Common sense suggest that homemade masks prevent the contraction of COVID, just to a substantially lower extent than the higher-end respirators. Even before the scientific studies came out showing that homemade masks could reduce contraction, it wouldn't be dumb to wear a mask for purely selfish reasons. A bandana blocks some particles. A Chinese spec KN95 is likely better. Even if the bandana only blocks 25% of particles that could cause COVID, I'd definitely wear it if it was all I had and I had to go to the grocery store.

But you don't need to take my word/logic for it. Here are a few pre-prints I found on the great medRxiv. https://www.medrxiv.org/content/10.1101/2020.04.14.20065375v... https://www.medrxiv.org/content/10.1101/2020.05.06.20093021v... https://www.medrxiv.org/content/10.1101/2020.05.07.20093864v...

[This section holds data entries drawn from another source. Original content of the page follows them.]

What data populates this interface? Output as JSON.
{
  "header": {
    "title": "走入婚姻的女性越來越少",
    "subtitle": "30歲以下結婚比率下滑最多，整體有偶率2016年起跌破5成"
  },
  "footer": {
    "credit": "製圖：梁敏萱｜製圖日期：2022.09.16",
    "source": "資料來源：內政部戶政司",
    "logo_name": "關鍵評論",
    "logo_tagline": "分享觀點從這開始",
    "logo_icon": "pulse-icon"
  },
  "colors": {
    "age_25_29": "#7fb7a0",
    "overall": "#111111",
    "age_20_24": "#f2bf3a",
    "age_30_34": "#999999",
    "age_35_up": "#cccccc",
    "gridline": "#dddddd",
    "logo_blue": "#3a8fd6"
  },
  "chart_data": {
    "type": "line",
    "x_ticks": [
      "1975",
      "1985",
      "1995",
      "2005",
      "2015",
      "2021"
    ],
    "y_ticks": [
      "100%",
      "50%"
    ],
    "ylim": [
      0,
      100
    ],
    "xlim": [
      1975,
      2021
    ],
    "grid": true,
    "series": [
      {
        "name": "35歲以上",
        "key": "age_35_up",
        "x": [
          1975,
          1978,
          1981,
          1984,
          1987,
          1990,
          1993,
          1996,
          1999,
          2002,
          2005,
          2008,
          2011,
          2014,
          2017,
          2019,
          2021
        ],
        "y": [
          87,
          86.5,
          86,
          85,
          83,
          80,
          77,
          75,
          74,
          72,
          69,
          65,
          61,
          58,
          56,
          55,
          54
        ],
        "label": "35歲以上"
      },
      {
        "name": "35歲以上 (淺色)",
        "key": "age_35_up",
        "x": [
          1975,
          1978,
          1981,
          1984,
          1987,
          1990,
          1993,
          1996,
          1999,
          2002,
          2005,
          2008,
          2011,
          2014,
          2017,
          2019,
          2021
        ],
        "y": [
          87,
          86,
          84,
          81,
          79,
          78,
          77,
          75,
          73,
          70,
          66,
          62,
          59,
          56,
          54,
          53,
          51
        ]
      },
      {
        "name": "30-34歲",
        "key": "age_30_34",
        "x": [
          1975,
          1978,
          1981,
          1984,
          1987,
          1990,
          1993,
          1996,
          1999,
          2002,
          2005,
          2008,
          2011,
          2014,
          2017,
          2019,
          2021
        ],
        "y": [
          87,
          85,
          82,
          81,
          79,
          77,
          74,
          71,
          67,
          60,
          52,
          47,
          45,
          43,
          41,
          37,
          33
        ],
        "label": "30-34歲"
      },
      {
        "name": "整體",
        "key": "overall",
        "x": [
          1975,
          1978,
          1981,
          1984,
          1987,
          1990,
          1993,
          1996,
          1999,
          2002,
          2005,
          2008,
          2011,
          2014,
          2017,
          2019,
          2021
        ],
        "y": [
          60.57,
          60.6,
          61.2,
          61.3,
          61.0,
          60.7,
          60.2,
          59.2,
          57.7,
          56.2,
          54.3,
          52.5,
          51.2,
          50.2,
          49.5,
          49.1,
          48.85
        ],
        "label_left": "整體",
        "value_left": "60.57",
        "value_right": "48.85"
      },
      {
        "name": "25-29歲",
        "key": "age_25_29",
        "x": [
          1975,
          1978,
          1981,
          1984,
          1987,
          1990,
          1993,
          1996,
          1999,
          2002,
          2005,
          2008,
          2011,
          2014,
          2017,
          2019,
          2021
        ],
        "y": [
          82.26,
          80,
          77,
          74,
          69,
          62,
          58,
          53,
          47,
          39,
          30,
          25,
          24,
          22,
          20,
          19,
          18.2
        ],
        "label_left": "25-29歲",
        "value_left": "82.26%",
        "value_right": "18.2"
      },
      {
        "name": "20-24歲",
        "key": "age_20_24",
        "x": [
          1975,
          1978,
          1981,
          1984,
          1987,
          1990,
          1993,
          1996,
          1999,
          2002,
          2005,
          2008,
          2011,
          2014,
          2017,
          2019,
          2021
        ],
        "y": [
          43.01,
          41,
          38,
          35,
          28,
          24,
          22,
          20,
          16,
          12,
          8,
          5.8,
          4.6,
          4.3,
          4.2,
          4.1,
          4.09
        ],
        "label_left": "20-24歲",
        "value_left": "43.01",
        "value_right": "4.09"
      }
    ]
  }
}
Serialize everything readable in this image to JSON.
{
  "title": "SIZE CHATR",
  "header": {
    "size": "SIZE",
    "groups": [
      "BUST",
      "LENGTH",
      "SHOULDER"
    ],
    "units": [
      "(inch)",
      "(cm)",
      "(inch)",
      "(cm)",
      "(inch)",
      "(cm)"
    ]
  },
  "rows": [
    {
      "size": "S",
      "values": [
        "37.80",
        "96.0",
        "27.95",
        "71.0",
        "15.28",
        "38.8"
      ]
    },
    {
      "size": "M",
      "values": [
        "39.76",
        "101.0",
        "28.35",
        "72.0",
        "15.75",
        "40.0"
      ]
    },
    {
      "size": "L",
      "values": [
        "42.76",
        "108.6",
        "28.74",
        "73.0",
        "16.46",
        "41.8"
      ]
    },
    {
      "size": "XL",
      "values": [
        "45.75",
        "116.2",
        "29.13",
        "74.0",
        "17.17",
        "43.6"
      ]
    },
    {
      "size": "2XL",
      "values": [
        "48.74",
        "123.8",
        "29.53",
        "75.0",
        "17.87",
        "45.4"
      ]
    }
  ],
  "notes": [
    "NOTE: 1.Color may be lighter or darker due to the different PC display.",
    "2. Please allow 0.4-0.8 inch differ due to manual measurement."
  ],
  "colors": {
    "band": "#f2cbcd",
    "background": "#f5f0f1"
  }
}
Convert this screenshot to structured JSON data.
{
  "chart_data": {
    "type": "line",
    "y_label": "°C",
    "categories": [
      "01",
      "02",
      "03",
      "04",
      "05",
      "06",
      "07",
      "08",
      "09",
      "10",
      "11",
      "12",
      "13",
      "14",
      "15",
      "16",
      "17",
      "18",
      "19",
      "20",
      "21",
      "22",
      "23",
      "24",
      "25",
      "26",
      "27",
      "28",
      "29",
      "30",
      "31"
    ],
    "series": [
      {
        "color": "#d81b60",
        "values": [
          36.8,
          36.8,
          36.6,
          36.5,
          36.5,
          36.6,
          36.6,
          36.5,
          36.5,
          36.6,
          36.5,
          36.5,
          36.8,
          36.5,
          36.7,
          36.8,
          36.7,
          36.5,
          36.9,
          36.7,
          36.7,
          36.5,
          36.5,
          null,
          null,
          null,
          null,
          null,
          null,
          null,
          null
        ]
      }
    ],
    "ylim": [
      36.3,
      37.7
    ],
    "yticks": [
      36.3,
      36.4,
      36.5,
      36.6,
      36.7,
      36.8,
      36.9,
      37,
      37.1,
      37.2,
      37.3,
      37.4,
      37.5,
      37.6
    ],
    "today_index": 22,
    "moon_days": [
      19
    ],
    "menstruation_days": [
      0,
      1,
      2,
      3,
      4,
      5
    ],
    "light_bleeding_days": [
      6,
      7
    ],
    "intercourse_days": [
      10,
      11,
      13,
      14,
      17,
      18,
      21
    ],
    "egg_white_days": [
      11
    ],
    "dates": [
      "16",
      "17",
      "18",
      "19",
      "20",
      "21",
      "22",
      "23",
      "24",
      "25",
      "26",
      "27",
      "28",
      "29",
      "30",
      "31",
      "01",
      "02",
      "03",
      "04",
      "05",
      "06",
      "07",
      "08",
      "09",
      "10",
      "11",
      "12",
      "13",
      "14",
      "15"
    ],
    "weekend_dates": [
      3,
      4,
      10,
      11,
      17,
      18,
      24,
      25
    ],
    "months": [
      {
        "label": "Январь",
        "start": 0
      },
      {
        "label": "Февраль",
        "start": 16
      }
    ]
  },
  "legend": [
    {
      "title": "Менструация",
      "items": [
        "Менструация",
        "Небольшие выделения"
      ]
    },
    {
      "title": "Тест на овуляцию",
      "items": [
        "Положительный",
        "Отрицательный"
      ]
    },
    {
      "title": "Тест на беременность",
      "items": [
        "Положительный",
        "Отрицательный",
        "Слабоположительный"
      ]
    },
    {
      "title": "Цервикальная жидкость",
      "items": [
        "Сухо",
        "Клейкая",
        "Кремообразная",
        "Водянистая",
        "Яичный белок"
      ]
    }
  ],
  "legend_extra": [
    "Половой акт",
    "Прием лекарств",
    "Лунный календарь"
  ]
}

I agree with everything you said except about the protection thing. I would except things that are supposed to protect me from a thing to be capable of it - a bandana, a mask, or a lower-rated respirator protect me from most droplets containing the virus, but have no capability of protecting me from the virus itself. However this is, as another commenter said, probably too much technical correctness.
just to make sure that I'm understanding:

- If using X reduces the probability of contracting P. then X protects you from X. right?

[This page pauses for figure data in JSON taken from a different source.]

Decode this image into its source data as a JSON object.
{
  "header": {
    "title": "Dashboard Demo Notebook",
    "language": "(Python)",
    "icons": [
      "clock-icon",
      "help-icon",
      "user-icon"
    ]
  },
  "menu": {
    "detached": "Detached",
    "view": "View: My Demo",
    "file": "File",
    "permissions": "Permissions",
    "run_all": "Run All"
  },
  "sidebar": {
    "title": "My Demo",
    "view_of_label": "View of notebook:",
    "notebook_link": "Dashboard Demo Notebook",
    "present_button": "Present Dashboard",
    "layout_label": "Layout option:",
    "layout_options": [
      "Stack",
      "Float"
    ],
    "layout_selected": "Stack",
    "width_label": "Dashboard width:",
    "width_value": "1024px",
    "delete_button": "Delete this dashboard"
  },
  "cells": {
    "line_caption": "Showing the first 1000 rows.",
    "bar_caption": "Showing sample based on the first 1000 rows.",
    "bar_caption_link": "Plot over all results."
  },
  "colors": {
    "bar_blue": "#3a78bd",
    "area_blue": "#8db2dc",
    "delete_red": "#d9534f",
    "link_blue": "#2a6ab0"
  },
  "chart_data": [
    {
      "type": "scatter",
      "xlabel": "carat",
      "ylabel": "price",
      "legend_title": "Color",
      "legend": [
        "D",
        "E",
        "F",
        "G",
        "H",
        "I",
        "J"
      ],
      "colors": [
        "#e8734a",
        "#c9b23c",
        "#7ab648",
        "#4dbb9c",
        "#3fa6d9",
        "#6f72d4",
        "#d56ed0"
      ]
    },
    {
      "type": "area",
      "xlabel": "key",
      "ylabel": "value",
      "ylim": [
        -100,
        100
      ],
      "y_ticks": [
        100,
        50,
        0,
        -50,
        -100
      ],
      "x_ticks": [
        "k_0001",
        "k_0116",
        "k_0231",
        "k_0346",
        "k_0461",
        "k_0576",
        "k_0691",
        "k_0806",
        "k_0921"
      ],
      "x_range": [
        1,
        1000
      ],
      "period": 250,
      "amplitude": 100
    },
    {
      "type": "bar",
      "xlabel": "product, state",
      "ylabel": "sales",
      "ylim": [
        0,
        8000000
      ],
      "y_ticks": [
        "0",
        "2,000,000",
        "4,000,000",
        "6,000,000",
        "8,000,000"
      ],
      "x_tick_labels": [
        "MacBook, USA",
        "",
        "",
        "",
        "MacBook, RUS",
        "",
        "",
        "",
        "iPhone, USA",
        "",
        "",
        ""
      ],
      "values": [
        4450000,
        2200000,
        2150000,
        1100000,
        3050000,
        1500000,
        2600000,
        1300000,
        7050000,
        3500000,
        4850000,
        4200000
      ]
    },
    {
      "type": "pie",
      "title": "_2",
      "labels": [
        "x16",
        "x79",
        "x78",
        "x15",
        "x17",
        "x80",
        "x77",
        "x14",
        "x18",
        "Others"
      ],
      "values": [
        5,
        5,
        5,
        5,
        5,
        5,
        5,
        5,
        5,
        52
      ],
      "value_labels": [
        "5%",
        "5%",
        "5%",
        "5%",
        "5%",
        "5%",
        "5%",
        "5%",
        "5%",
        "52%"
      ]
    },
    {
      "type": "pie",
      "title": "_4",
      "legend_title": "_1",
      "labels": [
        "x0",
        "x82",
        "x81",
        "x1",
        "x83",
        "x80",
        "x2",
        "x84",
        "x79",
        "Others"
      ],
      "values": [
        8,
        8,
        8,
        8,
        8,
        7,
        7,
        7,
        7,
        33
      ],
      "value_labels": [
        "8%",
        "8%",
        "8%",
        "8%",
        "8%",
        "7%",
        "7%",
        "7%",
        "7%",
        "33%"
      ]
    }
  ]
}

- If a mask prevents you from touching your face and that reduces the probability of contracting the disease. Then masks do indeed protect you.

> I wouldn't want my doctor to only wear a mask.

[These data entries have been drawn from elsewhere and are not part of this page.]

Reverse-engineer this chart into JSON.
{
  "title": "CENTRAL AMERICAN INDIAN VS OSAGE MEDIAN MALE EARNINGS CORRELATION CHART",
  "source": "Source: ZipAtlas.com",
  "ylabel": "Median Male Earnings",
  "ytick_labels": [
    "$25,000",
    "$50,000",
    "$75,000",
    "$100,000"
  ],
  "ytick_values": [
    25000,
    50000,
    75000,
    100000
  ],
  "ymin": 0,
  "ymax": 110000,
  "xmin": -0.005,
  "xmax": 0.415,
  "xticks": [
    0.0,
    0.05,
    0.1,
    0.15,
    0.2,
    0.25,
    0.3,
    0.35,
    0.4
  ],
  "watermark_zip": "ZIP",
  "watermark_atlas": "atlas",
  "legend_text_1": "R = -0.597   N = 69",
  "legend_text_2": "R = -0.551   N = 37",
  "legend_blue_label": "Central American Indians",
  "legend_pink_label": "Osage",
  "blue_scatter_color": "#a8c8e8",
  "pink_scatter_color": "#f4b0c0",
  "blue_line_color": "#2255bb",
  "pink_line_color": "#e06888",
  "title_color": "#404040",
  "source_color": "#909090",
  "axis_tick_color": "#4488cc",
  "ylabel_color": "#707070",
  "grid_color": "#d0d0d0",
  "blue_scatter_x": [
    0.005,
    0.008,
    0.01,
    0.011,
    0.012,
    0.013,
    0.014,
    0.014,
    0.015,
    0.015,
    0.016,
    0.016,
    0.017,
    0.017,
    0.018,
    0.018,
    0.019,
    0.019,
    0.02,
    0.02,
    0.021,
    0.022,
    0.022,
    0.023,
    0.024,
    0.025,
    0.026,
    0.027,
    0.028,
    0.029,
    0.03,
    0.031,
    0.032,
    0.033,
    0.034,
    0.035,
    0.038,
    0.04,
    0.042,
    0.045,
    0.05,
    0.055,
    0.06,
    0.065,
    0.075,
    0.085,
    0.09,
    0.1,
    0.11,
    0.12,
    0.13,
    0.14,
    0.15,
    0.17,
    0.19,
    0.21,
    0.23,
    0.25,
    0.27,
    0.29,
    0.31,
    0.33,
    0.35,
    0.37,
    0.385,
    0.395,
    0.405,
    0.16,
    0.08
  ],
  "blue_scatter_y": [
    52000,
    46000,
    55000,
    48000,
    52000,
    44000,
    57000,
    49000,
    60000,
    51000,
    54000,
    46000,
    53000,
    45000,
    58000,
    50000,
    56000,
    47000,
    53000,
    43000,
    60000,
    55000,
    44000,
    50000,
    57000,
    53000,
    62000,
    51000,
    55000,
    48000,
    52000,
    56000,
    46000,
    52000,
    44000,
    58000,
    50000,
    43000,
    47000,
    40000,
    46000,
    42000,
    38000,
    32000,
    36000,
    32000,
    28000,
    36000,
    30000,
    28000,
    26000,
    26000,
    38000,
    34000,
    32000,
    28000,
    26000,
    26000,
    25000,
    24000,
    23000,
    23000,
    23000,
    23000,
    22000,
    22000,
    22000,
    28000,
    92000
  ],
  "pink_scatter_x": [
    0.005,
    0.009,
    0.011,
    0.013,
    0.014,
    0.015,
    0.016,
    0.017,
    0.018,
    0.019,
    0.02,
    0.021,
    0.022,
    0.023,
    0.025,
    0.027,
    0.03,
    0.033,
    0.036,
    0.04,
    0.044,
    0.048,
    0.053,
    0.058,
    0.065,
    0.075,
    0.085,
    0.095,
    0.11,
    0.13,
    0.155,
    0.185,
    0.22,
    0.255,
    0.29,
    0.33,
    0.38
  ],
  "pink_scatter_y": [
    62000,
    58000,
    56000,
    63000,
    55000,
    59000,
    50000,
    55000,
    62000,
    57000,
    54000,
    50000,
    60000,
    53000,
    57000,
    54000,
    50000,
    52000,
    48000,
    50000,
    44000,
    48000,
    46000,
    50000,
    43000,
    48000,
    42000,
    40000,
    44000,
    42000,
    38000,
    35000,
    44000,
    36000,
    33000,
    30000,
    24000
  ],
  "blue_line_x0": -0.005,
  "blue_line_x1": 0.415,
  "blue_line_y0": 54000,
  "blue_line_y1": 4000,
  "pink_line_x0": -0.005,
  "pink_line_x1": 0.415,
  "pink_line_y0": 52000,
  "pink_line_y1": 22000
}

I feel that this is a strawman.

- - -

but even if we ignore the face-touching, I don't understand how is it possible for masks to make things worse.

if we were talking about bacteria, then yes the bacteria can fester there.

but if the virus is carried by droplets, and a part of these droplets end up on the mask instead of in your nose. then surely that would reduce the probability of being infected right?

I never said masks make things worse (with the exception of the doctor) - I think I said the opposite.

My doctor should wear something that has a filter capable of catching the virus, such as FFP3 respirator. When you breathe in, droplets get through the mask (this gets progressively worse as the mask gets wet) - and if the mask is not a FFP3, you're making a bet that none of the droplets that get through are contaminated, because the mask does not protect you from the virus, it merely protects you from some of the droplets around you; only the correct filter will protect you. The virus is around 50-100 nanometers.

It's probabilistic, like everything, but N-95 masks do protect the wearer from particles that small. The CDC purposefully lied to you so that you wouldn't stockpile masks they (understandably) wanted to use elsewhere.

/https://www.semanticscholar.org/paper/Filtration-Performance...

>Consistent with single-fiber filtration theory, N95 and P100 respirators challenged with silver monodisperse particles showed a decrease in percentage penetration with a decrease in particle diameter down to 4 nm.

If the mask stops some droplets (which it obviously does, as it gets wet over time) and some of those droplets carry the virus, then obviously the mask protects against the virus - not 100%, but some percent (just like condoms!).
Nope. It protects you from said droplets, not from the virus, which it is incapable to protect you from, unlike a FFP3.
But as far as we know, the bare virus does not travel through the air, it only travels in droplets. Although there is some disagreement on how large those droplets are.
I feel like I have a wrong model of how things work.

I'm thinking that for each virus there is a chance that it will infect a cell. The higher the viral load, the higher the number of chances that you will get infected.

a lower number of droplets -> lower viral load -> less chance to be infected.

What is the physical explanation behind this fact, and how come normal masks protect others if a carrier wears it?
if masks don't make things worse, then they can only help.

(to explain more: there is a mechanism by which they help. so for them to not help (in total) , there must be a way in which they make things worse)

It baffles me you're being downvoted for this.